Dog Days Syntax Workshop

This year's Dog Days Syntax Workshop will take place on Wednesday, August 12, in SS 2106. The workshop will begin with breakfast/coffee at 8:00 AM; talks will begin at 9 AM and conclude shortly before 6 PM. Each talk has a 25-minute slot: 15-20 minutes for the presentation and the rest for questions. Presenters will be as follows:

Bronwyn Bjorkman (postdoc 2012-2015, now at Queen's University): "The Case of aspect."

Monica Irimia (Ph.D. 2011, now at the University of York) with colleague Sonia Cyrino (State University of Campinas, Brazil): "Syntactic positions for DOM: The case of Brazilian Portuguese and Romanian."

Dan Milway (Ph.D.): "Formalizing Agree."

Brandon Fry (University of Ottawa): "A unified view of Agree."

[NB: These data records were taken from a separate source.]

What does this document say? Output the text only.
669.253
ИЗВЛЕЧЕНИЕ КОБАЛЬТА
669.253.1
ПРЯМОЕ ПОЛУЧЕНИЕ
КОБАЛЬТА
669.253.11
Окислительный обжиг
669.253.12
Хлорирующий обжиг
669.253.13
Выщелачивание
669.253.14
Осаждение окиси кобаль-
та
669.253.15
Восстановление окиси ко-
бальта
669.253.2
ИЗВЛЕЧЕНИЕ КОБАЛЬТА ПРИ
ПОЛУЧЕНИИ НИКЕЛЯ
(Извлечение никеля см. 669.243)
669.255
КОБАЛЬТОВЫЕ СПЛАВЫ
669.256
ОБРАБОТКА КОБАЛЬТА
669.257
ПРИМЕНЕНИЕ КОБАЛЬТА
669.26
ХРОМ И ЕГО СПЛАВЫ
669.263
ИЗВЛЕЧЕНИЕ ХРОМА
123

Neil Banerjee (BA): "Associate positions in historical English expletive 'there' constructions."

Mark McAndrews (BA): "Modelling near-synonymous suffix alternation in an Inuktitut corpus."

Kenji Oda (Ph.D. 2012, now at Syracuse University): "Reconsidering Irish non-verbal predication."

Bethany Lochbihler (University of Edinburgh), Will Oxford (Ph.D. 2014, now at the University of Manitoba), and Nicholas Welch (postdoc): "Inanimacy as personlessness: Evidence from Dene and Algonquian."

Guillaume Thomas (faculty): "Cumulative readings of 'each'?"

Julie Goncharov (Ph.D.): "Mindful de se constructions."

Ivona Kucerova (McMaster University): "What happened when a puppy slept: An attempt to derive the syntactic structure of a two-word sentence in Czech."

Eric Mathieu (University of Ottawa): "Feature-free parameters."

Anna Seltner (MA): "The conjoint-disjoint alternation in Bantu languages: Evidence for low focus?" This paper is the 2015 (inaugural) winner of the Elizabeth Cowper Prize in syntax.

Bridget Copley (CNRS/Université Paris 8): "What can cause what: futurates and have causatives at the interfaces with semantics."

Cristina Cuervo (faculty): "The importance of less productive transitivity alternations."

Leslie Saxon (MA 1979, now at the University of Victoria): "The Tłı̨chǫ syntactic causative (and inchoative)."